Search code examples
mathmit-scratch

Incorrect result percentage simulating the birthday paradox


scratch code

I saw a video about the birthday problem where if you had a room with 23 people, there is a 50% chance that two people share a birthday. Rather than just understanding the math, I wanted to run a quick simulation, so I was very hasty and whipped up this code in scratch.

Just for some context, I've only been coding for around a year, having taken a class in high school and having some outside experience. Clearly, when I run the simulation, the true percentage comes to be 5% which is one order of magnitude than expected. What exactly is wrong with the code?

I wrote the code to only run 1000 simulations and I would just have the amount of times it matched to get a rough estimate, but I was only getting around 50-70 rather than 500. So, I rewrote the code to make it run indefinitely and just create a nice percentage.


Solution

  • There are a couple issues here. The first is the repeat until loop. All this does is loop down through the list of 23 unsorted birthdays and compares each birthday against the one immediately next to it. The logic you actually want compares each birthday to all other birthdays, not just the one next to it.

    Another issue is that the comparison is not between two birthdays, but between the counter variable i and a birthday. Instead of:

    if i = birthday[i - 1]
    

    you want something more like:

    if birthday[i] = birthday[i - 1]
    

    ...except using birthday[i] = birthday[j], where j is every other birthday in the list of birthdays.

    Here's heavily-commented JavaScript code you can try to adapt to fix your Scratch code.

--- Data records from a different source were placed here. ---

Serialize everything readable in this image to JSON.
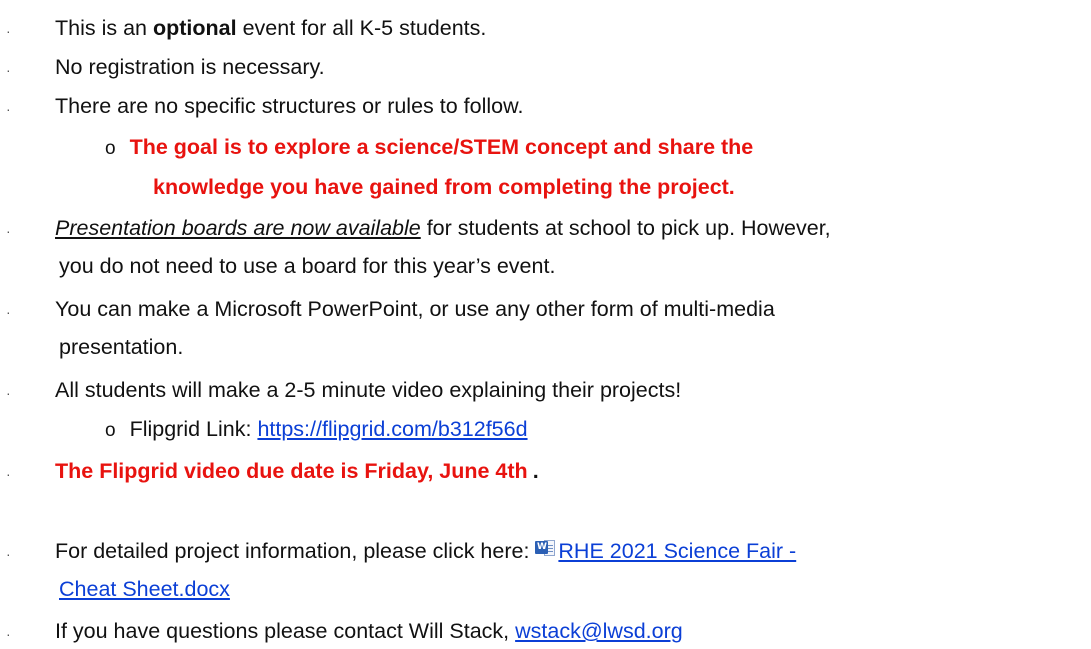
{
  "items": [
    {
      "pre": "This is an ",
      "bold": "optional",
      "post": " event for all K-5 students."
    },
    {
      "text": "No registration is necessary."
    },
    {
      "text": "There are no specific structures or rules to follow."
    },
    {
      "sub_marker": "o",
      "red_line1": "The goal is to explore a science/STEM concept and share the",
      "red_line2": "knowledge you have gained from completing the project."
    },
    {
      "italic": "Presentation boards are now available",
      "post": " for students at school to pick up. However,",
      "line2": "you do not need to use a board for this year’s event."
    },
    {
      "line1": "You can make a Microsoft PowerPoint, or use any other form of multi-media",
      "line2": "presentation."
    },
    {
      "text": "All students will make a 2-5 minute video explaining their projects!"
    },
    {
      "sub_marker": "o",
      "label": "Flipgrid Link: ",
      "link": "https://flipgrid.com/b312f56d"
    },
    {
      "red": "The Flipgrid video due date is Friday, June 4th",
      "dot": "."
    },
    {
      "pre": "For detailed project information, please click here: ",
      "link1": "RHE 2021 Science Fair -",
      "link2": "Cheat Sheet.docx",
      "icon": "word-document-icon"
    },
    {
      "pre": "If you have questions please contact Will Stack, ",
      "email": "wstack@lwsd.org"
    }
  ],
  "bullet_char": "·",
  "colors": {
    "red": "#e8130f",
    "link": "#0b3fd6",
    "text": "#111111"
  }
}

You can treat it like pseudocode, making it a bit more interesting than if I just gave you the answer in Scratch.

    // Declare a variable to keep track of how
    // many simulations returned a matching birthday.
    let matchingBirthdays = 0;
    
    // The total number of simulations, a constant.
    const simulations = 1000;
    
    // For each simulation, we will pick 23
    // random birthdays for the year.
    const numberOfBirthdaysToTest = 23;
    
    // Now loop `simulations` times and run each simulation.
    for (let i = 0; i < simulations; i++) {
      
      // Start the simulation by making an empty
      // array (list) of 23 birthdays.
      const birthdays = [];
      
      // For each of the 23 days...
      for (let j = 0; j < numberOfBirthdaysToTest; j++) {
    
        // ...pick a random day of the year
        // and add it to the `birthdays` list.
        birthdays.push(Math.floor(Math.random() * 365));
      } // end random birthday array creation block
      
      // Show the birthdays that were selected (if you want):
      // console.log(birthdays)
    
      // Now, let's find matching birthdays.
      // Let's assume we won't find any matches:
      let found = false;
    
      // Then loop over every birthday to try to find a match...
      for (let j = 0; !found && j < birthdays.length; j++) {
      
        // For birthdays[j], see if there's a birthdays[k]
        // later in the array that has the same value.
        for (let k = j + 1; k < birthdays.length; k++) {
    
          // Now we have two different birthdays
          // pointed to by indices j and k.
          // Determine if they are equal:
          if (birthdays[j] === birthdays[k]) {
          
            // We found a match! Add 1 to the
            // total number of birthdays:
            matchingBirthdays++;
            
            // Optionally log the hit:
            // console.log("Found match!");
            
            // Then set `found` to true and break out of
            // both loops to end the whole search.
            // We'll move on to the next simulation.
            found = true;
            break;
          } // end birthday match block
        } // end search block
      
        // If we got here and `found` is still false,
        // then no match was found, and
        // `matchingBirthdays` will not change.
      } // end loop over all birthdays
    } // end simulation block
    
    // Print the final ratio of simulations that have
    // at least a pair of matching birthdays over the
    // total number of simulations. This should be around
    // 0.5 assuming we've done at least 1000 simulations.
    console.log(matchingBirthdays / simulations);

    Note that this code intentionally avoids clever JavaScript functions that would simplify the code, but don't translate well to Scratch.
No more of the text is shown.